How a COVID-19 mortality prediction model cre
Overflowing intensive care units. A shortage of personal protective equipment. A scramble for hospital beds and ventilators. Health care workers pushed to the brink. The COVID-19 pandemic laid bare many well-documented vulnerabilities of health care systems. The need for accurate and early clinical assessment of severity related to COVID-19 was vital to developing crisis standards of care to meet the growing pandemic.

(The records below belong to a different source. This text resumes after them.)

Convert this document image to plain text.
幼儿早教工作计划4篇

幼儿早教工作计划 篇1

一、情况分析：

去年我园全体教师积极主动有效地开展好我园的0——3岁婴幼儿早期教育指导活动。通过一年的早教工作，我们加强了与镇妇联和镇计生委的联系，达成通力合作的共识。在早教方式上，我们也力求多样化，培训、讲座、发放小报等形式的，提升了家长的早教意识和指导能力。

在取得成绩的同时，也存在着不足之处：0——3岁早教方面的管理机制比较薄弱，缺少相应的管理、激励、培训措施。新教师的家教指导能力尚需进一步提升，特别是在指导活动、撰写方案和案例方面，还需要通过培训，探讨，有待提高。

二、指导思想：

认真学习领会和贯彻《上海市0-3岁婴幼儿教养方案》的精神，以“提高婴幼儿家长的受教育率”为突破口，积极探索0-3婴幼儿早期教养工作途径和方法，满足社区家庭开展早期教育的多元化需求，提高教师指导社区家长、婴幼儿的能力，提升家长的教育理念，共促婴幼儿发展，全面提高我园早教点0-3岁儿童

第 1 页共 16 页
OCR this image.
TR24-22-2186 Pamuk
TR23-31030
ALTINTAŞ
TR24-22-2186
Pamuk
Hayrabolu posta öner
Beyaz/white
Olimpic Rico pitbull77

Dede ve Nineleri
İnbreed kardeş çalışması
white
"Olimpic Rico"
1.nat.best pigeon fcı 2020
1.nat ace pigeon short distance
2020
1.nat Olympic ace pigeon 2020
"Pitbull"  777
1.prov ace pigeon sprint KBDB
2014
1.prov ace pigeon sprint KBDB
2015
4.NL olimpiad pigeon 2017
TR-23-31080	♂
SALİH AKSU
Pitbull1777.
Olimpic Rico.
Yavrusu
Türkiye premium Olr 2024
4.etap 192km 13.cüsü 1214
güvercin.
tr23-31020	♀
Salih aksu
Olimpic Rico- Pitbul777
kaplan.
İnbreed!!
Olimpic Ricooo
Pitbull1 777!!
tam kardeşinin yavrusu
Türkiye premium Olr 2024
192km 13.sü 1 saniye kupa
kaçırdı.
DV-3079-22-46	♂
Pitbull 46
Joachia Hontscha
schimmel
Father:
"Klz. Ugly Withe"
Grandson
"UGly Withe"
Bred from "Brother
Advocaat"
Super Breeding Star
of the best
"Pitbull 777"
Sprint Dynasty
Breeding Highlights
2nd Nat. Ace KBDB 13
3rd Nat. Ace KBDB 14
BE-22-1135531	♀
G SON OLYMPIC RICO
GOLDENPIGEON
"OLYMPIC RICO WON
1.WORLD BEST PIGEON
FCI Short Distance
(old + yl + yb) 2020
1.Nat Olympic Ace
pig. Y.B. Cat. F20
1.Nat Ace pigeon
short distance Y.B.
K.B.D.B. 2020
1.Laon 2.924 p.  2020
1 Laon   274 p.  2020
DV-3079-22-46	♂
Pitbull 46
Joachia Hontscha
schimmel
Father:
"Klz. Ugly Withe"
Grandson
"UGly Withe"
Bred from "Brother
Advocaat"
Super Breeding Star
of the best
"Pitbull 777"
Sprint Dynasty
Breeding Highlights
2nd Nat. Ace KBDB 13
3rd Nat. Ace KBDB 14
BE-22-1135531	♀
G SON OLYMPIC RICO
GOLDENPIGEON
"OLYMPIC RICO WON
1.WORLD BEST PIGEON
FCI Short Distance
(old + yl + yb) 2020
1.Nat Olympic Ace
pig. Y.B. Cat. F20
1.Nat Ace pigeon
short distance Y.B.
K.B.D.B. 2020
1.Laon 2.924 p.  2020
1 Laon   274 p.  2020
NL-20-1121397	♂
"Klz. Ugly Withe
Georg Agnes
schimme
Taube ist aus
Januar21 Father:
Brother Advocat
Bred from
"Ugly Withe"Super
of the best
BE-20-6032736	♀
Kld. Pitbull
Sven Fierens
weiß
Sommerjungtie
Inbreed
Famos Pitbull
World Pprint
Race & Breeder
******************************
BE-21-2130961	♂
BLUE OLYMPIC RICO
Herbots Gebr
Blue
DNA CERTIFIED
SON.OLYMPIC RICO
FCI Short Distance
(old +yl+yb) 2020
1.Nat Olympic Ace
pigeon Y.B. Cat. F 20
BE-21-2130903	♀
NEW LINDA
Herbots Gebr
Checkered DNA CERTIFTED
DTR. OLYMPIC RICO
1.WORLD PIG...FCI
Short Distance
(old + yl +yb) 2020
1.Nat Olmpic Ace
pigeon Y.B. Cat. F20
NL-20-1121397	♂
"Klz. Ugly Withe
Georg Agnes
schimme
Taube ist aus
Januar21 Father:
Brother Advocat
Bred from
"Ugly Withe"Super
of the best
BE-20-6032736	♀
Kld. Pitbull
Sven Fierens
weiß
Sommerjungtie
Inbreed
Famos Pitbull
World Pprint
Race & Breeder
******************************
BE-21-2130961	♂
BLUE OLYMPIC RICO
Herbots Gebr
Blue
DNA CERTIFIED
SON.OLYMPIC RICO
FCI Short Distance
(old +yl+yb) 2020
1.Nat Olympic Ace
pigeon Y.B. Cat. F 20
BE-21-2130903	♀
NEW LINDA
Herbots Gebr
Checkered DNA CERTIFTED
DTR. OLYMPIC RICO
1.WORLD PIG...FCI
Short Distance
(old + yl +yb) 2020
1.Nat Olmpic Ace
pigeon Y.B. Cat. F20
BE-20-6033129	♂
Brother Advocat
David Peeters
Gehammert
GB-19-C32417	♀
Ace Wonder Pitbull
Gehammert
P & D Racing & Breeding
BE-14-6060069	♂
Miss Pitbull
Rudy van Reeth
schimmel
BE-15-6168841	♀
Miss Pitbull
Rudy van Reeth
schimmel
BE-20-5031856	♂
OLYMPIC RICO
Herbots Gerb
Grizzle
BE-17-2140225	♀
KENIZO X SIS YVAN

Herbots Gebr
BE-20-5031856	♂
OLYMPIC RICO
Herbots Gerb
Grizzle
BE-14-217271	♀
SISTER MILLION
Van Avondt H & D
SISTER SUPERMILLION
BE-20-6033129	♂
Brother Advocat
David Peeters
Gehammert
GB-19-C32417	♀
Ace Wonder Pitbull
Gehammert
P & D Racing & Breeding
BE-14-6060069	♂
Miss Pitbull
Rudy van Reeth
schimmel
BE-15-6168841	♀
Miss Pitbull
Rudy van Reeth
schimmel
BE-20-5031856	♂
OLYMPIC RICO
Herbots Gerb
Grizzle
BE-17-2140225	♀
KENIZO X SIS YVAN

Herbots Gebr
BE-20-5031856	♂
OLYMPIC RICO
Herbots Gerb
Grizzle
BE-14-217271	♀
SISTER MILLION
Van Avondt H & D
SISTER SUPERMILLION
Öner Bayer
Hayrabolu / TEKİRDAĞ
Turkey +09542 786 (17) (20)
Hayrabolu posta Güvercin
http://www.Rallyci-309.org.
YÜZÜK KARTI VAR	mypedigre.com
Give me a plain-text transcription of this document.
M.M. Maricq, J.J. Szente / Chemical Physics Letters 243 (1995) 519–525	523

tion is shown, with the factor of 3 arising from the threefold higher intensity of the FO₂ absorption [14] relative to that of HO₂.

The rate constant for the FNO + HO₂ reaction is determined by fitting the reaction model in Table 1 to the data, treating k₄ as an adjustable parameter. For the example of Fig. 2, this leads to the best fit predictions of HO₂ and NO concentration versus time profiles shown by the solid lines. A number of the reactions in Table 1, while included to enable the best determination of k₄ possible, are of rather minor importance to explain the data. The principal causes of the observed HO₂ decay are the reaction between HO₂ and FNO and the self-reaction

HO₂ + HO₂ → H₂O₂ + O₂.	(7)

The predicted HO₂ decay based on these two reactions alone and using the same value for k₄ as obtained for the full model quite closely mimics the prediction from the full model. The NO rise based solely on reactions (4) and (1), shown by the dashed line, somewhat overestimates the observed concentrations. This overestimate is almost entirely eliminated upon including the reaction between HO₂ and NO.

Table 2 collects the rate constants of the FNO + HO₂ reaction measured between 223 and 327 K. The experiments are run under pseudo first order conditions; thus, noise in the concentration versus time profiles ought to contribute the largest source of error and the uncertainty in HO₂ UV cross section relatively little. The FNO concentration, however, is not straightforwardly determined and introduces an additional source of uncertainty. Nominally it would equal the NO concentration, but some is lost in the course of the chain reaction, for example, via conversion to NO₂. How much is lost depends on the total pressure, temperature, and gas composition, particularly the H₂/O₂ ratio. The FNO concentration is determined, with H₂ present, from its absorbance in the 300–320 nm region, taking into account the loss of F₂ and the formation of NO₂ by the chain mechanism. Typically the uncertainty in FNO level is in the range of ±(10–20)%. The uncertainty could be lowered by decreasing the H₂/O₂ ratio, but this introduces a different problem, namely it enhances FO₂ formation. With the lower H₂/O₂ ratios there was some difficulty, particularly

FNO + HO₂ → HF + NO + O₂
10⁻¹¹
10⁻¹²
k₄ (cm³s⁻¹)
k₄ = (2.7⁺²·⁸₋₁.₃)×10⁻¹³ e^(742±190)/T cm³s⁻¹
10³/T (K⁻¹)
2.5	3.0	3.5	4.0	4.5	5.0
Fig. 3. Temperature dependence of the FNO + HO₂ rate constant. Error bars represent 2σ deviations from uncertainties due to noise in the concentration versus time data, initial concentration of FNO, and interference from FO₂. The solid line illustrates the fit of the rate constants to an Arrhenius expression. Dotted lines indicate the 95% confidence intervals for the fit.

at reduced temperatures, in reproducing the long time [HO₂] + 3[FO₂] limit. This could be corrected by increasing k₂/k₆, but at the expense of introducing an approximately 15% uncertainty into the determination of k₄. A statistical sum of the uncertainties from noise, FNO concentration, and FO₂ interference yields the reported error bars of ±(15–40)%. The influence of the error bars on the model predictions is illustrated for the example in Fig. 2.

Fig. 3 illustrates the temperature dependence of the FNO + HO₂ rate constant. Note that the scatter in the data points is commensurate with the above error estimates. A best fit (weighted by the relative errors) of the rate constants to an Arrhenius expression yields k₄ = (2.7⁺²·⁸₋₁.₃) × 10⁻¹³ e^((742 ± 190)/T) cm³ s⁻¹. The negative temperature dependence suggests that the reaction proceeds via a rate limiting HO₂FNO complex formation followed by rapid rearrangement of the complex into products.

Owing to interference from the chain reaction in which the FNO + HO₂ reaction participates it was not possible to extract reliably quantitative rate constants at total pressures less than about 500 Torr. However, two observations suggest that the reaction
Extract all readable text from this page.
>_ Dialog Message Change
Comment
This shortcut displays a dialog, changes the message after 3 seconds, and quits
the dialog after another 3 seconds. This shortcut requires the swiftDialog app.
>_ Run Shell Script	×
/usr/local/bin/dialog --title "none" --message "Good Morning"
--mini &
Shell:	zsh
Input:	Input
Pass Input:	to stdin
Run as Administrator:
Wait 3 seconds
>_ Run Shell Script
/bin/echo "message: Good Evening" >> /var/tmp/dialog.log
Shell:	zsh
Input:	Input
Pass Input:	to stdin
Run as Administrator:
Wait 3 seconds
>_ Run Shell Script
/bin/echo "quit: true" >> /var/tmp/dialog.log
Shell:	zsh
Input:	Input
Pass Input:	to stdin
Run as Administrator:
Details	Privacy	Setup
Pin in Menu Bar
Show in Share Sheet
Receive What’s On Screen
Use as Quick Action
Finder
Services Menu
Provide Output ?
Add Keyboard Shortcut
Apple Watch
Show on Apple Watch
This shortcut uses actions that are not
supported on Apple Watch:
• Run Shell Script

These standards of care are informed by mortality prediction models, which assess the risk of imminent death in patients.
Shortly after the first case of COVID-19 was officially diagnosed in Colorado, UCHealth University of Colorado Hospital (UCH) approached a team led by Tell Bennett, MD, MS, associate professor of biomedical informatics at the CU School of Medicine, to create a mortality prediction model specific to COVID-19 patients.
“COVID forced us to crystallize our thinking around mortality prediction models,” Bennett recalls. “The pieces were out there. People thought about crisis standards of care, but they were never implemented. We never tested whether existing predictors would meet our needs. They did not.”
Bennett was already focused on using informatics and data science in health care settings, including to assist with clinical decision making in ICUs. His experience as an attending physician in the pediatric ICU at Children’s Hospital Colorado and as informatics director of the Colorado Clinical and Translational Sciences Institute laid the groundwork for a COVID-19 mortality prediction model.
Bennett worked against the clock with UCHealth IT personnel, CU Anschutz Medical Campus data scientists, front-line clinicians, and ethicists to develop a tool that would extract data from patients’ electronic health records (EHRs) in real time.
“We deployed it in the UCHealth EHR,” says Bennett, who also serves as one of the leads in the National COVID Cohort Collaborative (N3C) Data Enclave, which collects COVID-19 data from institutions around the country. “It runs in the background. We applied a relatively innovative modeling strategy to make it accurate and interpretable.”
A primer on mortality prediction models
Before COVID-19, most crisis standards of care protocols relied on the sequential organ failure assessment (SOFA), a scoring system that assesses several organ systems (neurologic, blood, liver, kidney and blood pressure) and assigns a score based on the data obtained in each category. The higher the SOFA score, the higher the risk of death. However, the SOFA score proved inadequate during the 2009 swine flu pandemic, particularly among patients experiencing respiratory failure.
Bennett’s team added four other predictive models to SOFA, including a pneumonia score and the Charlson Comorbidity Index, which measures risk of death for hospitalized patients with multiple co-occurring conditions (such as diabetes and heart failure). Then they integrated COVID-specific predictors: lactate dehydrogenase (LDH; sometimes associated with viral infection) and ferritin (an indicator of inflammation) levels. Within six weeks, they launched the predictor and began collecting data across UCHealth’s 12 hospitals.
“This was early in the pandemic and clinicians were working incredibly hard in very difficult conditions,” says Bennett. “Our team of data scientists felt a sense of purpose building this tool because it was a way that we could contribute during a very uncertain time.”
Over the next 10 weeks, the model amassed data from thousands of inpatients, with and without COVID-19. Bennett’s team compared these scores with those of patients hospitalized before the pandemic and found that the new model was more accurate than all other individual models in predicting death from COVID-19.
Although the model constantly gathers data and updates the score every 15 minutes, Bennett cautions that the tool is not meant to be used in isolation to make treatment decisions for individual patients.
The goal of the new model has always been to provide information to multidisciplinary decision-making teams at large health care systems that may be responsible for the difficult task of triaging patients in a crisis scenario. With the evolution of COVID-19 and emerging new variants, adjustments will need to be made to the mortality predictor.
Though crisis standards of care did not have to be used in Colorado and the mortality prediction model has never been used for its intended purpose, Bennett says the exercise of creating the tool was an invaluable experience, demonstrating what could be accomplished with data from an EHR.
“We continue to partner with UCHealth and are in discussion about a broader program to build and deploy models to meet their operational needs,” says Bennett. “The success of this demonstrated what we can do together.”